To be candid, I still have doubts about how much I need to work on myself. I don't have a particularly long history with my addict so I don't have the years of bad family history that most Al-Anon seem to have. But, there are some aspects of my current relationship that have shed light on things that I should work on. And even things that I already knew about myself, I have found in Al-Anon a different approach on how to deal with them.

Here is the biggest thing for me. I attribute Al-Anon to showing me how to have real faith in my higher power and making me realize my true powerlessness over my companion's disease. It has given me the discipline, so to speak, to start to realize when I need to let go of something. So far, it has worked very well in my life with a recovering addict.

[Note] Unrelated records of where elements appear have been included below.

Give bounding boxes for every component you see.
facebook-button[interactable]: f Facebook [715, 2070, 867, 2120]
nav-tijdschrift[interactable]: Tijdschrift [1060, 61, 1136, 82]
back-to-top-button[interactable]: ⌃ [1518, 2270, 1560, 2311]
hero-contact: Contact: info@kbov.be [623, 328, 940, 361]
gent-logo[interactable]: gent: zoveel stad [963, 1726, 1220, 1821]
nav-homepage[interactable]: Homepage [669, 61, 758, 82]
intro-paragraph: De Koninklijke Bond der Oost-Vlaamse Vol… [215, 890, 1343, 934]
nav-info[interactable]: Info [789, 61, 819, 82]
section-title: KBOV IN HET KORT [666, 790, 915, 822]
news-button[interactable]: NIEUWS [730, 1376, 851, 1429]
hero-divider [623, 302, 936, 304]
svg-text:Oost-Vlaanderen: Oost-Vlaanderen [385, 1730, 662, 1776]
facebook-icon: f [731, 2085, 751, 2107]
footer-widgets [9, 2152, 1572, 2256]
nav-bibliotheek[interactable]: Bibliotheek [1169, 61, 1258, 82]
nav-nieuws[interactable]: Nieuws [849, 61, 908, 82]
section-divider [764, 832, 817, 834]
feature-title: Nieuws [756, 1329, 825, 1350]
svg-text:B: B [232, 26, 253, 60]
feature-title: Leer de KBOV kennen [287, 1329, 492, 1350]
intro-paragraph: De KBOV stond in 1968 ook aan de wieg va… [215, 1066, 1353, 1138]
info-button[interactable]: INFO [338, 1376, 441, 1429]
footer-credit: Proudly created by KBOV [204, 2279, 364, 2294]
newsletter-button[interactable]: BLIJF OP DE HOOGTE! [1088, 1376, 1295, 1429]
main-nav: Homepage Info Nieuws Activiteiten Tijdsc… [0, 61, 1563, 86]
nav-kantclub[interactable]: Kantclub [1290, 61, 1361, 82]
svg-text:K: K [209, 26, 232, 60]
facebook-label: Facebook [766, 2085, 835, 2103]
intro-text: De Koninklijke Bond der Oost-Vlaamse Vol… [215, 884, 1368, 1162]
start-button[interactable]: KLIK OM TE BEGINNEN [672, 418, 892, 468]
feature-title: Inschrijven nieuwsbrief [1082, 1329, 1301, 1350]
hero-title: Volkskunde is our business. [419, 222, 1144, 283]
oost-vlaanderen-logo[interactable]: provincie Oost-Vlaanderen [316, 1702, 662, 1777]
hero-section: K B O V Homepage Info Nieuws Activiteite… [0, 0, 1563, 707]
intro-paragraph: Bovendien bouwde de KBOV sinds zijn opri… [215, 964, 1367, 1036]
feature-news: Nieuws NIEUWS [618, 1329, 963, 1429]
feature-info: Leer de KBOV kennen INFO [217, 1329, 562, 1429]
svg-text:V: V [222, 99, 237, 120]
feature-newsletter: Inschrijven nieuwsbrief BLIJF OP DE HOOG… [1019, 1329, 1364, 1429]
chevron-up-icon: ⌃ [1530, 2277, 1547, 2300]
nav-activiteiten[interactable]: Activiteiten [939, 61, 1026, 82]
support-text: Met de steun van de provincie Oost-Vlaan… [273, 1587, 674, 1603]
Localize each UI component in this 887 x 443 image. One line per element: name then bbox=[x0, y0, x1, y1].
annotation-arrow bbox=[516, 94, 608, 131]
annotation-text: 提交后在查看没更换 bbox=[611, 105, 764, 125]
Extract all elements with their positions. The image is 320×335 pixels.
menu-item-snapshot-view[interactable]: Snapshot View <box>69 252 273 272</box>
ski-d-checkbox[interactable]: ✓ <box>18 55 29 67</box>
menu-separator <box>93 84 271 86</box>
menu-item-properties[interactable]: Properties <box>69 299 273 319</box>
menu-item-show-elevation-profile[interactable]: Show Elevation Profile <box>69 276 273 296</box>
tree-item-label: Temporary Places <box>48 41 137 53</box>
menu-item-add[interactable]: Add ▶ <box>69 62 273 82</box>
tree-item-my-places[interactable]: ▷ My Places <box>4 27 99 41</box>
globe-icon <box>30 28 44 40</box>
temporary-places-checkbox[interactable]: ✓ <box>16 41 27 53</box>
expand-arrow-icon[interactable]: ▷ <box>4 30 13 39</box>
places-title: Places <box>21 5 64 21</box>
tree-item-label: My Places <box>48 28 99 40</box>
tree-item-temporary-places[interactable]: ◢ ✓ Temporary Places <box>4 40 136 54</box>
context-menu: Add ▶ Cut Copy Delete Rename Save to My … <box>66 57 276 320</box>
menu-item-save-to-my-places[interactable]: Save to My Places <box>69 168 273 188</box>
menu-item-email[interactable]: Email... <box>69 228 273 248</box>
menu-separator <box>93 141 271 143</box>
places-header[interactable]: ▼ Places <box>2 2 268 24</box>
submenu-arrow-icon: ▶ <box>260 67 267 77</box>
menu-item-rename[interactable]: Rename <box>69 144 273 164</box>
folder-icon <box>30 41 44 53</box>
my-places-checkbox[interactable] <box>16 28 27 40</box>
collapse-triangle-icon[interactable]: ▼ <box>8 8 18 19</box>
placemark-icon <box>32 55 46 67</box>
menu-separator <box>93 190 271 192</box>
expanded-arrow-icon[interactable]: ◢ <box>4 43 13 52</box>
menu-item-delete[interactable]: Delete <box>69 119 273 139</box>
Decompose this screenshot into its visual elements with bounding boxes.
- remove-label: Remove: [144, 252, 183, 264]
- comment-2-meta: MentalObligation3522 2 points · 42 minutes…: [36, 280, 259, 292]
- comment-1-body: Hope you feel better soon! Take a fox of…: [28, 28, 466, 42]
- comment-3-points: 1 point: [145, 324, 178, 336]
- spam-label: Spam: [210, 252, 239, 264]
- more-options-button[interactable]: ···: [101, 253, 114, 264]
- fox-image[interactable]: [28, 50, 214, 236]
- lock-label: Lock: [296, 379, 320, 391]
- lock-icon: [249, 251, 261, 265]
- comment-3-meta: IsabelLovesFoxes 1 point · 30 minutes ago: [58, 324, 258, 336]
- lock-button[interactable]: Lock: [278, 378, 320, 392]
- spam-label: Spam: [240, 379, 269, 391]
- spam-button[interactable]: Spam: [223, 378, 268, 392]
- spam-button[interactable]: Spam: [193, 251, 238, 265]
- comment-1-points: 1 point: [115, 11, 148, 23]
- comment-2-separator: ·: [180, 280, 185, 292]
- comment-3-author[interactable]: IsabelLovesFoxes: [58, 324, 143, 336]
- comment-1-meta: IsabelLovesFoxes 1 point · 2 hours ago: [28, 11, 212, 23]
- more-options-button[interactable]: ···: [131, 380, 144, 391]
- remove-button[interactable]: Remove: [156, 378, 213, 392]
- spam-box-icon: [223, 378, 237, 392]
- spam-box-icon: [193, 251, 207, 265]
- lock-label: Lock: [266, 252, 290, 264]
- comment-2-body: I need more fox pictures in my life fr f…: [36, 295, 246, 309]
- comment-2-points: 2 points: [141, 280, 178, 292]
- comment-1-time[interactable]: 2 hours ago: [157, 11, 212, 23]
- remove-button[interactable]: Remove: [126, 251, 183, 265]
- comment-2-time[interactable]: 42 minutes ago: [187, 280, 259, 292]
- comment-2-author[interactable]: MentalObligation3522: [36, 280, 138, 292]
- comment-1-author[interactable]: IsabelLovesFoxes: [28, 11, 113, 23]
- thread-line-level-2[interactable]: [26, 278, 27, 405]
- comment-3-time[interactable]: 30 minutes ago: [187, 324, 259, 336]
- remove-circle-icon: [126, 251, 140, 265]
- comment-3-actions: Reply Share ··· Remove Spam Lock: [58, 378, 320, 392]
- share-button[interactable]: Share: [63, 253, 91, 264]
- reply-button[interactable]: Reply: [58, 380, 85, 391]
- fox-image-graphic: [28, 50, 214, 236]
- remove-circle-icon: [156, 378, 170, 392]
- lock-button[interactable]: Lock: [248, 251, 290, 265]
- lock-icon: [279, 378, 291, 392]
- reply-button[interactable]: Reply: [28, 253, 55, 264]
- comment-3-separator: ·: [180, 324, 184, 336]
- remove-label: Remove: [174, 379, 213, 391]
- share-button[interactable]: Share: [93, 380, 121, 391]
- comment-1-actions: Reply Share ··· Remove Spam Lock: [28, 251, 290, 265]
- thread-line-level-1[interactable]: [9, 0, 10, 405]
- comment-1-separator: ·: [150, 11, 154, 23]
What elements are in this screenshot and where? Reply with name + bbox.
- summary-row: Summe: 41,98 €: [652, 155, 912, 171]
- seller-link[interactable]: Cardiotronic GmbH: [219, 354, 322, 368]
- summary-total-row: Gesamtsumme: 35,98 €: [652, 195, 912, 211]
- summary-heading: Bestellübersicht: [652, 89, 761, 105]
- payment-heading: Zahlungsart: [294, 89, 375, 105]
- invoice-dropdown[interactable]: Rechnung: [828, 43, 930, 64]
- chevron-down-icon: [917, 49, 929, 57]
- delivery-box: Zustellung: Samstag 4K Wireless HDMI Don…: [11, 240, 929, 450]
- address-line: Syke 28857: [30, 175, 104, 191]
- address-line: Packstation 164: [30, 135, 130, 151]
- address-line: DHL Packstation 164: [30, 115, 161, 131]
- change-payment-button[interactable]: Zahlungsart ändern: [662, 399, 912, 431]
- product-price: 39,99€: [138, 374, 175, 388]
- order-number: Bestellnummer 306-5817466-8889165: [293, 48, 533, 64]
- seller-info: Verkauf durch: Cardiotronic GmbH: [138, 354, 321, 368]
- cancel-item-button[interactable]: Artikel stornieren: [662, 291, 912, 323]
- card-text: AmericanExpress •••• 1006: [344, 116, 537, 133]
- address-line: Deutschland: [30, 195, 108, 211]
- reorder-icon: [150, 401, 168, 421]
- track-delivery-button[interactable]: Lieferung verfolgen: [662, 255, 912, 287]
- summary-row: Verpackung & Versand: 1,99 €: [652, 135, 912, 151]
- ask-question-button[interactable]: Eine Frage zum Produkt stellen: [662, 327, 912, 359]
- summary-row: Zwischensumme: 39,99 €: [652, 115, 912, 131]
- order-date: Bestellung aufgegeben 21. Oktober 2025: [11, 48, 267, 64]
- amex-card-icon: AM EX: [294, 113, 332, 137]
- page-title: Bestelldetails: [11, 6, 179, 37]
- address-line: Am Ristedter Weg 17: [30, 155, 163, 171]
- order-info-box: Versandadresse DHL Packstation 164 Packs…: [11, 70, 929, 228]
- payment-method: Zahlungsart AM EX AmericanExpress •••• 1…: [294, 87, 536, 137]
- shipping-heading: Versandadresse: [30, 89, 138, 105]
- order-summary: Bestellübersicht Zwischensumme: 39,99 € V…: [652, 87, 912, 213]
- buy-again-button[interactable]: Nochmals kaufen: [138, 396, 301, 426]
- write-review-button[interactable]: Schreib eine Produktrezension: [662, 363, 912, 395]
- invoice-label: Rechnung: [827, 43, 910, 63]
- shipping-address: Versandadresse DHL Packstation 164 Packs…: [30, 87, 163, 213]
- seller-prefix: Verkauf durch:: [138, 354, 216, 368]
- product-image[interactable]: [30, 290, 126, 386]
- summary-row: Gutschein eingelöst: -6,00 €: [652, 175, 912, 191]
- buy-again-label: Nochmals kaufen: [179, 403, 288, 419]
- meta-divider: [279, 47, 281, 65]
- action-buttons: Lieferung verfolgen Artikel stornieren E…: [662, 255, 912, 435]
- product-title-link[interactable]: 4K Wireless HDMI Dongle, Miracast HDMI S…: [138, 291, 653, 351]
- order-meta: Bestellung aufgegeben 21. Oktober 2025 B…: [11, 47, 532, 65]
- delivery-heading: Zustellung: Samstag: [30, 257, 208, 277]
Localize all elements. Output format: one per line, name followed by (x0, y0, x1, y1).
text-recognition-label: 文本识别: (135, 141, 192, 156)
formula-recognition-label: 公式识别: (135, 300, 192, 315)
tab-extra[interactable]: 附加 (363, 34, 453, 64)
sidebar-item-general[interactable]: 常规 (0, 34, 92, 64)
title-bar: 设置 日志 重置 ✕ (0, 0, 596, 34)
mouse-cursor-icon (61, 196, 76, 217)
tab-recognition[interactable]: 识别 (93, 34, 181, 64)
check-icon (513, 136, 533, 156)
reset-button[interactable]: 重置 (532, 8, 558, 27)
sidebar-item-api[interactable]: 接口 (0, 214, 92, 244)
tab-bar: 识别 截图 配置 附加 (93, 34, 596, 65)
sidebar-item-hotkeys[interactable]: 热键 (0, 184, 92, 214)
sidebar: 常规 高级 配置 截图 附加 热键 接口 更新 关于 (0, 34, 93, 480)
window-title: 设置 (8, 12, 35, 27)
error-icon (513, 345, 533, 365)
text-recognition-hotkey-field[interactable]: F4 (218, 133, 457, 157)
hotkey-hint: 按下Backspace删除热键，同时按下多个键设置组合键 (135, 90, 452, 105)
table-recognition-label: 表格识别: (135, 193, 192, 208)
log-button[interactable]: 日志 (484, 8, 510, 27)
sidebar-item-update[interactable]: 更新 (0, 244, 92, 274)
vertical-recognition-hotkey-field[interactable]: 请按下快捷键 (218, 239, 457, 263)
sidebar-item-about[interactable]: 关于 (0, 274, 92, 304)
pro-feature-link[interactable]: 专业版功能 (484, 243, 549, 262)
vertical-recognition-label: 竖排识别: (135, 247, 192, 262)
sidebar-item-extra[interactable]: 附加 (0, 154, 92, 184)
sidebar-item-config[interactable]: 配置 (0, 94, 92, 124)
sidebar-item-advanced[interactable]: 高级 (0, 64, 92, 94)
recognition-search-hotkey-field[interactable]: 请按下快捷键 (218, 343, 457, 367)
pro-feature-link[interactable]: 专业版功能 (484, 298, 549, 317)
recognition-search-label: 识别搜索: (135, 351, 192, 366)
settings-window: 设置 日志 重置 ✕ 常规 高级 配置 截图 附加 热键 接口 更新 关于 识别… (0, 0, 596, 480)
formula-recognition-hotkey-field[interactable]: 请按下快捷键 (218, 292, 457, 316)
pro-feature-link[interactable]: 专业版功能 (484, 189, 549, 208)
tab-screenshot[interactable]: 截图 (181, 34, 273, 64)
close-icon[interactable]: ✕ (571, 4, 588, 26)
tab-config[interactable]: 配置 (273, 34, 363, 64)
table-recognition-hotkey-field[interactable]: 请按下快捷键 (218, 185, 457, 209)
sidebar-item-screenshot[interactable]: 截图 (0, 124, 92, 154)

I still get a little weary when meetings turn in to a cheering session for the program alone, but I do believe that it has changed many lives for the better, and I am still free to share however I want to share with whatever is on my mind. It is your meeting as much as anyone's so feel free to speak your mind as long as you stay in the framework of whatever group you're in.

Keep an open mind and go in with as few expectations as you can. That way you'll develop a better sense of what it can really do for you; not what you wanted it to be.